Em plena campanha eleitoral, a Primeira Turma decidirá se o candidato Jair Bolsonaro (PSL) será réu pela terceira vez no Supremo Tribunal Federal (STF). Mesmo sem impactar a sua elegibilidade, o julgamento ocorre em meio a lacuna envolvendo a anuência para que processados disputem a Presidência da República.
Marcada para terça-feira (28), a análise sobre o recebimento da denúncia por racismo oferecida pela Procuradoria-Geral da República (PGR) remete a abril do ano passado. Em uma palestra no Clube Hebraica, no Rio de Janeiro, Bolsonaro fez declarações consideradas racistas contra quilombolas.
Já o hiato sobre réus na Presidência é anterior. Em dezembro de 2016, o Supremo decidiu que o senador Renan Calheiros (MDB-AL) não poderia eventualmente substituir o presidente na linha sucessória porque é réu. Porém, manteve o alagoano no comando do Senado.
Para especialistas, o entendimento da maioria dos ministros provocou um contrassenso. Um réu está impedido de chefiar o país, mas pode concorrer ao cargo e, se eleito, assumi-lo.
— De um lado, há uma decisão dispondo que quem é réu em uma ação penal não pode substituir o presidente. De outro, uma lacuna imensa admite que um candidato que responde a uma ação penal seja diplomado e empossado no cargo. É uma situação que permite várias interpretações — pontua Antônio Augusto Mayer dos Santos, advogado e professor de direito eleitoral.
Na última semana, o próprio ministro Marco Aurélio Mello, relator do processo em que há acusação de racismo em relação a Bolsonaro, admitiu que o Supremo ainda precisa decidir sobre o tema.
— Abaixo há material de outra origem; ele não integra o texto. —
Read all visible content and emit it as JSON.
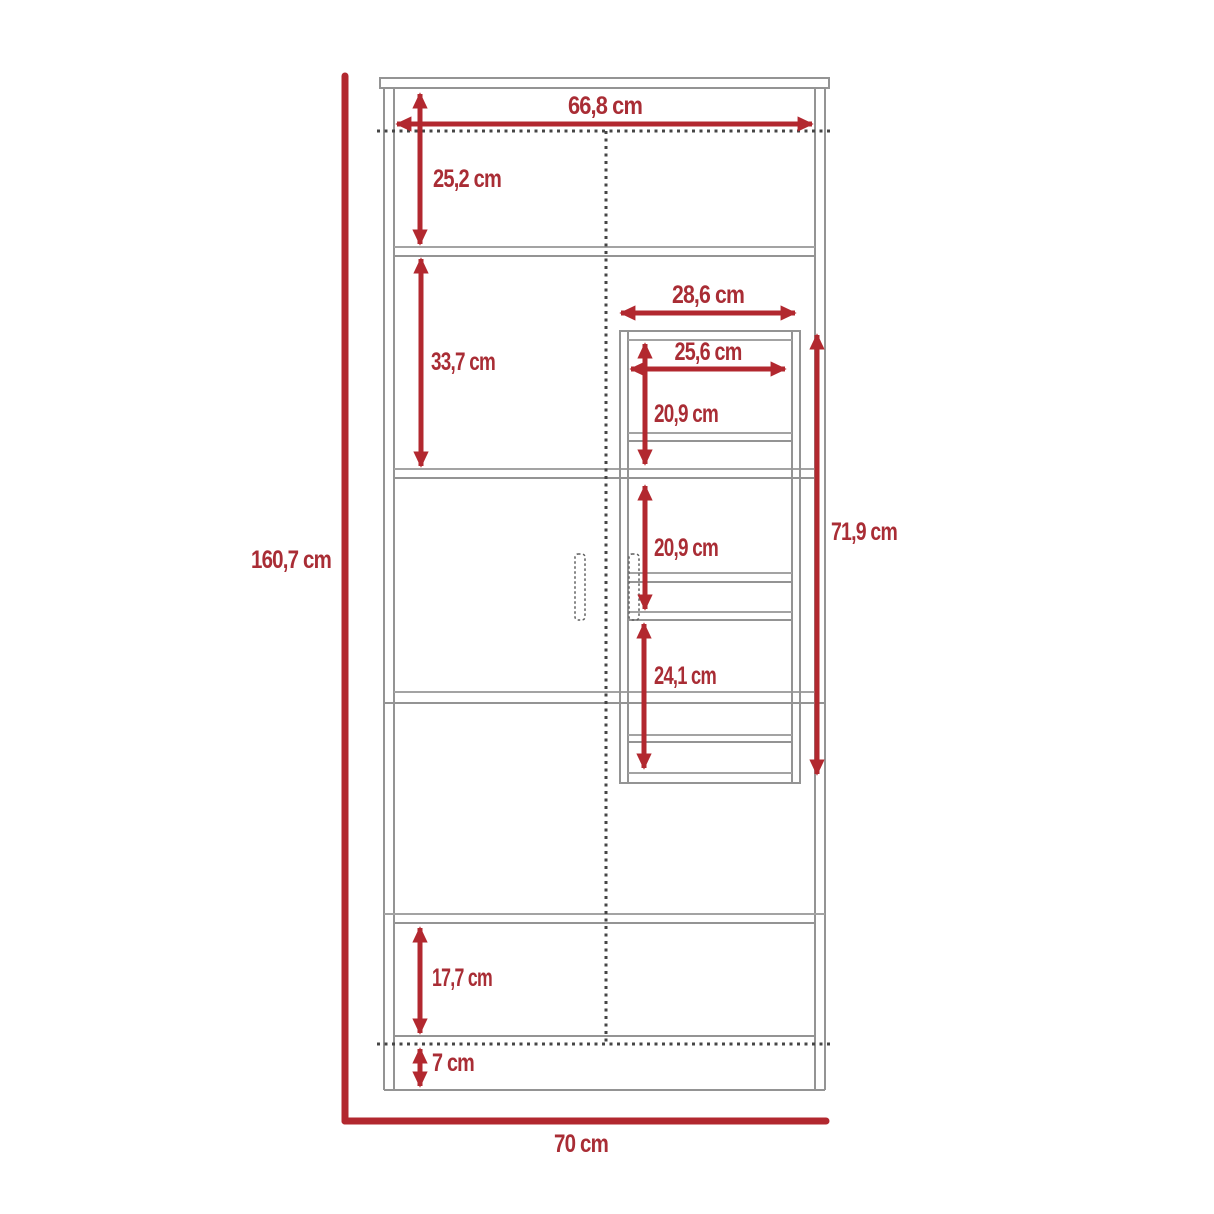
{
  "diagram": {
    "type": "furniture-dimension-diagram",
    "subject": "tall two-door cabinet with interior shelf unit, front elevation",
    "unit": "cm",
    "colors": {
      "dimension_red": "#b2282f",
      "label_red": "#a92d35",
      "outline_gray": "#949494",
      "dotted_dark": "#454545",
      "background": "#ffffff"
    },
    "dimensions": {
      "total_height": {
        "label": "160,7 cm",
        "value_cm": 160.7
      },
      "total_width": {
        "label": "70 cm",
        "value_cm": 70
      },
      "inner_width": {
        "label": "66,8 cm",
        "value_cm": 66.8
      },
      "top_section_height": {
        "label": "25,2 cm",
        "value_cm": 25.2
      },
      "upper_section_height": {
        "label": "33,7 cm",
        "value_cm": 33.7
      },
      "shelf_unit_width": {
        "label": "28,6 cm",
        "value_cm": 28.6
      },
      "shelf_unit_inner_width": {
        "label": "25,6 cm",
        "value_cm": 25.6
      },
      "shelf_unit_top_height": {
        "label": "20,9 cm",
        "value_cm": 20.9
      },
      "shelf_unit_middle_height": {
        "label": "20,9 cm",
        "value_cm": 20.9
      },
      "shelf_unit_bottom_height": {
        "label": "24,1 cm",
        "value_cm": 24.1
      },
      "shelf_unit_total_height": {
        "label": "71,9 cm",
        "value_cm": 71.9
      },
      "drawer_section_height": {
        "label": "17,7 cm",
        "value_cm": 17.7
      },
      "base_height": {
        "label": "7 cm",
        "value_cm": 7
      }
    }
  }
}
De acordo com Mello, o assunto "está em aberto".
No entanto, segundo analistas, são parcas as chances de o STF deliberar sobre a matéria a pouco mais de um mês da eleição. Especialista em direito eleitoral, o professor do Instituto Brasiliense de Direito Público (IDP) Daniel Falcão não aposta na possibilidade especialmente porque o julgamento ocorre em uma das turmas do Supremo (formada pelos ministros Alexandre de Moraes, Luiz Fux, Rosa Weber, Roberto Barroso e Marco Aurélio), e não em plenário.
— Seria colocar gasolina em uma fogueira — resume Falcão.
O professor ainda esclarece que, se eleito, Bolsonaro teria os processos que responde suspensos, uma vez que a Constituição estabelece que o presidente da República só responde pelos atos relacionados ao mandato. E, mesmo se virar réu novamente, o candidato poderia seguir em campanha. Conforme o coordenador do gabinete eleitoral do Ministério Público, Rodrigo Zilio, a Lei da Ficha Limpa só causa impeditivos em casos de condenações por órgãos colegiados.
— O recebimento da denúncia não analisa a culpa de uma pessoa. Mesmo se o STF receber a denúncia, nada o impede de ser candidato — conclui o promotor.
Bolsonaro já é réu em outras duas ações no STF. Em uma delas, por injúria e apologia ao crime. A autora da denúncia é a deputada federal Maria do Rosário (PT-RS), sobre quem Bolsonaro declarou, em 2014, que "não estupraria a deputada porque ela não mereceria". A outra ação foi aberta após denúncia do Ministério Público Federal (MPF), que enxergou, na conduta do deputado, incitação ao crime de estupro.